Moreover, other analysts argue that Trump’s policies may actually turn out to be good for emerging markets. For example, his promise in his victory speech that he would rebuild U.S.’s infrastructure, including roads, bridges, schools and hospitals lifted commodities that the U.S. imports. After the speech copper prices reached a 16-month high. And zinc, aluminum and nickel prices all spiked.

Trump’s potential policies may also be good for emerging markets as sources of cheaper labor. Two policies, in particular, are liable to drive up the cost of labor in the U.S. One is Trump’s promise to raise the Federal minimum wage by 38 percent, which could drive similar increases in the states. The other policy is Trump’s promise to deport the undocumented migrant workforce. They make up 7 percent of the U.S. workforce and generally provide low-cost labor. If Trump takes these two actions, analysts believe some U.S. exporters would move production out of the U.S. to lower-cost labor locations in emerging markets.

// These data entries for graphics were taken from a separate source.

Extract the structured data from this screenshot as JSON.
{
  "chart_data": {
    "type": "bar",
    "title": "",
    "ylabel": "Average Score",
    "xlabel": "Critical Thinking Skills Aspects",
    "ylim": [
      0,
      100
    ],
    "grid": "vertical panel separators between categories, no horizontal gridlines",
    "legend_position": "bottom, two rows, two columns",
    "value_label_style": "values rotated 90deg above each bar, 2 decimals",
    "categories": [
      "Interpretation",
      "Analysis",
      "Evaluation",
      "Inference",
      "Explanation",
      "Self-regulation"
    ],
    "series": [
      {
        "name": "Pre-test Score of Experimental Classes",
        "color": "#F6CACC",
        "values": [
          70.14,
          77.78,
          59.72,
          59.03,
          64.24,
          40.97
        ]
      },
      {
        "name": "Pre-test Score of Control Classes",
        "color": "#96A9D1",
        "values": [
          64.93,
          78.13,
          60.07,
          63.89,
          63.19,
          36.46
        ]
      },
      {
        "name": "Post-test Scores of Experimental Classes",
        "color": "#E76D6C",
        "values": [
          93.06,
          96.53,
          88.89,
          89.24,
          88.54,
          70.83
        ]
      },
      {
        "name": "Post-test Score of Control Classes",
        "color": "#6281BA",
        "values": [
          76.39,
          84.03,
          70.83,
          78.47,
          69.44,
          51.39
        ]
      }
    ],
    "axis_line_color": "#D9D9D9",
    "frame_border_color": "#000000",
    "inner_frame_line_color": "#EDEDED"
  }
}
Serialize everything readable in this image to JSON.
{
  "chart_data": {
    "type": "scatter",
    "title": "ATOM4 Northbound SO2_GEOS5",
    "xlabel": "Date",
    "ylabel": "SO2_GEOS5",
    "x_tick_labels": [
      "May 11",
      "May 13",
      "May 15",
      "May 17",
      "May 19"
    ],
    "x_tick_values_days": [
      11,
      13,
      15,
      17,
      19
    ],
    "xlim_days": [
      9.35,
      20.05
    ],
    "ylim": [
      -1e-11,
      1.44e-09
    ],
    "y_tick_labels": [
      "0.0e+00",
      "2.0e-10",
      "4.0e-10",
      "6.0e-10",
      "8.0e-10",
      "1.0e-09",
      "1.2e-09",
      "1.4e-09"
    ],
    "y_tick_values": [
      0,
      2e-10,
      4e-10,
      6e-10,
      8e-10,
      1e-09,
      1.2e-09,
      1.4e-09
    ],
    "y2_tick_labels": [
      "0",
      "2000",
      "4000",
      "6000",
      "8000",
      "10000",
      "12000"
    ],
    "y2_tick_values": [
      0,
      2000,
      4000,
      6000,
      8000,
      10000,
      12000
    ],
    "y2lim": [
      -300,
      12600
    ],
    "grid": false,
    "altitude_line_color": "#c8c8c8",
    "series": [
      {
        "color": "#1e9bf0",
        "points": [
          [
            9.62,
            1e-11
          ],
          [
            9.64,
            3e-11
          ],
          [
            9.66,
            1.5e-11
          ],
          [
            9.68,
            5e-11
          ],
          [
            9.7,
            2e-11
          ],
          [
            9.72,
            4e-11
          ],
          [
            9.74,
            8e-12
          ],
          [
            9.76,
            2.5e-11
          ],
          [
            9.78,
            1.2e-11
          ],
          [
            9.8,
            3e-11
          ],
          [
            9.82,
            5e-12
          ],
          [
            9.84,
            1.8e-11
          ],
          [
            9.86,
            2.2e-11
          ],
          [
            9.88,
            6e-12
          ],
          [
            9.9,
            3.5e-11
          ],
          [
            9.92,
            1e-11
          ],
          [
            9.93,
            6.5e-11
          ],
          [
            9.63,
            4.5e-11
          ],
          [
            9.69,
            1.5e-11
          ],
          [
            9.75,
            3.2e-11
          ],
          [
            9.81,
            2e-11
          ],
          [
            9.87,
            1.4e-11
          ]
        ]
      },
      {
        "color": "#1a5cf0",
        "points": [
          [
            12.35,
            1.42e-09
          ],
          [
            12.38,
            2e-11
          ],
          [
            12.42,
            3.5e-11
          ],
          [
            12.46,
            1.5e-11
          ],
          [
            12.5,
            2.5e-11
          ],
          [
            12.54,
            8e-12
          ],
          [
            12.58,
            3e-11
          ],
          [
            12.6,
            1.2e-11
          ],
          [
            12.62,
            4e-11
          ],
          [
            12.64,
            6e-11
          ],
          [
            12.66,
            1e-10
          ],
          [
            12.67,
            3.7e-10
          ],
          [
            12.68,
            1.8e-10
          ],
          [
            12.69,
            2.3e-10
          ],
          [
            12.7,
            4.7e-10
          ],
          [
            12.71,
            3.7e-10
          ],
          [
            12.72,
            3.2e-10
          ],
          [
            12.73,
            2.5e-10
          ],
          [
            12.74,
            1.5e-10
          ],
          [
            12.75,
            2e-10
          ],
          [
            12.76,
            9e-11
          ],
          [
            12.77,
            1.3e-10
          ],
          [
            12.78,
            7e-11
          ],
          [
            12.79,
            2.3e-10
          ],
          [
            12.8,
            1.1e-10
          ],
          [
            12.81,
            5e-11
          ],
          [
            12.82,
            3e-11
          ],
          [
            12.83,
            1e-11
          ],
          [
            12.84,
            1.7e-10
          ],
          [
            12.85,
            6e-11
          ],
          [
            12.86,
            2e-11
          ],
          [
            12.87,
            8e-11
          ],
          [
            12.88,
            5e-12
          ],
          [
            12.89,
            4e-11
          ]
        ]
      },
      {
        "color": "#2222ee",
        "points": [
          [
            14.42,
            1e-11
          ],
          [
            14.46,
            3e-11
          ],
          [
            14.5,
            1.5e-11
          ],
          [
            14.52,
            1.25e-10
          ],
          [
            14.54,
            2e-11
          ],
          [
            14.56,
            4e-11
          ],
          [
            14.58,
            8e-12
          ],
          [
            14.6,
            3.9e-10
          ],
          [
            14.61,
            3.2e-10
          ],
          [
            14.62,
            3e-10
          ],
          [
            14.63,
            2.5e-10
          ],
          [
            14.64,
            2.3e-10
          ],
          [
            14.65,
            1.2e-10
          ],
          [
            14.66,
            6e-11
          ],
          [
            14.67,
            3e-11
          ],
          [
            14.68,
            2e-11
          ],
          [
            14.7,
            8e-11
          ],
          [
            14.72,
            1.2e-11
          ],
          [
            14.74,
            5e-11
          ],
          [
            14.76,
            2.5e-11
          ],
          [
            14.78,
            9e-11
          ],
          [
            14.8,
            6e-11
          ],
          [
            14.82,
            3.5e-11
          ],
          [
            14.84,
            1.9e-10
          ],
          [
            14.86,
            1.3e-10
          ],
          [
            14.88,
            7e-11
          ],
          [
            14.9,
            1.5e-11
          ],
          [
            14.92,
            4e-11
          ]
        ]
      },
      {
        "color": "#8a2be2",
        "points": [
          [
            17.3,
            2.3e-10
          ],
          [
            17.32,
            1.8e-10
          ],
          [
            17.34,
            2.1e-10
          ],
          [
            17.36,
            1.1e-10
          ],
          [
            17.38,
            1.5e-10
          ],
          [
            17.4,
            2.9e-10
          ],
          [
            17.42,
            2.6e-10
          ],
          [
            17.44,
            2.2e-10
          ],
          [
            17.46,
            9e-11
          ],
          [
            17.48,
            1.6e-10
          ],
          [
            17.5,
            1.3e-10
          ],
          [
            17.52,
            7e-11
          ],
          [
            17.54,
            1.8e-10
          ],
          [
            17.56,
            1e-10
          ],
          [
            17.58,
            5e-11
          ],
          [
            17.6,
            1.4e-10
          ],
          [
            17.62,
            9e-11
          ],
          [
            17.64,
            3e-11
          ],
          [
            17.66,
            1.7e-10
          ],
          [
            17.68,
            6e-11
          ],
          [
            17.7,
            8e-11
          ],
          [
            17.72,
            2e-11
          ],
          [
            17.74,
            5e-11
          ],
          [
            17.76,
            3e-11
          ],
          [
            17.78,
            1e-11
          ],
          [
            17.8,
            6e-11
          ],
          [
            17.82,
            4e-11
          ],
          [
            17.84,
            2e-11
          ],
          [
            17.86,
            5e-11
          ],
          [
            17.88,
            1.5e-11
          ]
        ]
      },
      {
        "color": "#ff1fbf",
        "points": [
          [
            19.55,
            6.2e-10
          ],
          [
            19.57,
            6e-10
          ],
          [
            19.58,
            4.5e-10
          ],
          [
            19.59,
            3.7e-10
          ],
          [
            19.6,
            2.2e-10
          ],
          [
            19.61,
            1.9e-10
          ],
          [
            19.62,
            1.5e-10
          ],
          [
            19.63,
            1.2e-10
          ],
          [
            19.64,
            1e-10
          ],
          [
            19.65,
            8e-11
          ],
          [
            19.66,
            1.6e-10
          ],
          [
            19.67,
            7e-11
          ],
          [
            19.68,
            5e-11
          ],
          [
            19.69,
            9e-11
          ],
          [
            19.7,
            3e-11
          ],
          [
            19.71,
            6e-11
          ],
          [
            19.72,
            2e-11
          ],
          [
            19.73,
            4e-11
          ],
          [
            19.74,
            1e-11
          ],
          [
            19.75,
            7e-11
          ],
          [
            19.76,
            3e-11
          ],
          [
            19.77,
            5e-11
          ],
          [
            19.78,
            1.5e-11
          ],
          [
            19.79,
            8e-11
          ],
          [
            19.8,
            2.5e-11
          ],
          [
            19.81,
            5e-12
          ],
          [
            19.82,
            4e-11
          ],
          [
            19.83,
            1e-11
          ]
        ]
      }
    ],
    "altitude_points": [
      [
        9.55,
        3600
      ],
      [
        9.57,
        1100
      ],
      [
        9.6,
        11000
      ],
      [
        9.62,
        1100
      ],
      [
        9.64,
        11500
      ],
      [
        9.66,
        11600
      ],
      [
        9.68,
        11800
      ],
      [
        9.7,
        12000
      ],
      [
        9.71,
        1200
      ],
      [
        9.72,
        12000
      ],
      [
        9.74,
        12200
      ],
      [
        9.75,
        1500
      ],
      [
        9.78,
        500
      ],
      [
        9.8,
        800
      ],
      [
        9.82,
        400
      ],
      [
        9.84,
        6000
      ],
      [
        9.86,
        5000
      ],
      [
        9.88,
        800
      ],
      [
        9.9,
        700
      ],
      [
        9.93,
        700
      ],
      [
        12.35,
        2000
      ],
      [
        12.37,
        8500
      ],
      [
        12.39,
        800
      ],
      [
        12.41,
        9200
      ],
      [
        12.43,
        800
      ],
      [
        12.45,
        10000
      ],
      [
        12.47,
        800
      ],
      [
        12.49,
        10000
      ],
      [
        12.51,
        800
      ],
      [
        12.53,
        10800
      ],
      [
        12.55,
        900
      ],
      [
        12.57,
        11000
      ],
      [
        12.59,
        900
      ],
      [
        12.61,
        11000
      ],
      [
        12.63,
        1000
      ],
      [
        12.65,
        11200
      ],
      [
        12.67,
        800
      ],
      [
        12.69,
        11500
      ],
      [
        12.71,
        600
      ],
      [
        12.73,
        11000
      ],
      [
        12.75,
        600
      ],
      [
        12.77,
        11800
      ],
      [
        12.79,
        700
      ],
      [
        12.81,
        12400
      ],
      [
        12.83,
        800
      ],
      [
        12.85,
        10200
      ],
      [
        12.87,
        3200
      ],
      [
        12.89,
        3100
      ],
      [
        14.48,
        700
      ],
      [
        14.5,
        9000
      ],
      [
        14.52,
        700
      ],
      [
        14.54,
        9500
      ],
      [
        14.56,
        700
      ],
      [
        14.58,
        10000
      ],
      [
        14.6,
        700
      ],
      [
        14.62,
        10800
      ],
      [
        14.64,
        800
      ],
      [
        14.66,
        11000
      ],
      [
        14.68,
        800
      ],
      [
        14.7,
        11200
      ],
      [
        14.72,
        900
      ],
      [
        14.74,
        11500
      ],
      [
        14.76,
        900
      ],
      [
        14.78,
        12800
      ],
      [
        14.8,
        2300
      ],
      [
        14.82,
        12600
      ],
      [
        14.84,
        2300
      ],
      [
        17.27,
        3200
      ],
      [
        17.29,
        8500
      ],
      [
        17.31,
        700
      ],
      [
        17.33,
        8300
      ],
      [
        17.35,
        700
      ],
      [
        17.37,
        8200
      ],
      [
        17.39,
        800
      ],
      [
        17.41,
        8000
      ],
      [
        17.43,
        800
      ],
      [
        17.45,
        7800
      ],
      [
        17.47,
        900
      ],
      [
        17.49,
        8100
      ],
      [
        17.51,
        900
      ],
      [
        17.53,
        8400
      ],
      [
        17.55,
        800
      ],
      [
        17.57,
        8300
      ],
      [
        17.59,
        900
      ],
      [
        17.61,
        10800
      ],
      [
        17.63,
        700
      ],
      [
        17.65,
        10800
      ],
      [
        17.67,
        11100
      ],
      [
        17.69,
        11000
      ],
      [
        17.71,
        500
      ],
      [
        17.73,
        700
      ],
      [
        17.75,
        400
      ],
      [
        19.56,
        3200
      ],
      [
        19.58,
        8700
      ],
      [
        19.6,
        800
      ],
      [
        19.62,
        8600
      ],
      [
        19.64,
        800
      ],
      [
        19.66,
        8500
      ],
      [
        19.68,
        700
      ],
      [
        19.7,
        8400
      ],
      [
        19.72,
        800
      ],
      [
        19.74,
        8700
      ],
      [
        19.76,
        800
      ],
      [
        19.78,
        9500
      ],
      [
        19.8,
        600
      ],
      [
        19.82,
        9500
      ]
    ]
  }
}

In sum, Trump policy effects on emerging markets look like they are more mixed than initial reports indicated. His policies could pull investor capital away from emerging markets and slow down their economies, which have been dependent on open trade. His policies could drive up demand for commodities from emerging markets needed to rebuild the U.S. infrastructure. Said policies could create a cheaper labor pool in emerging markets to which U.S. companies could migrate.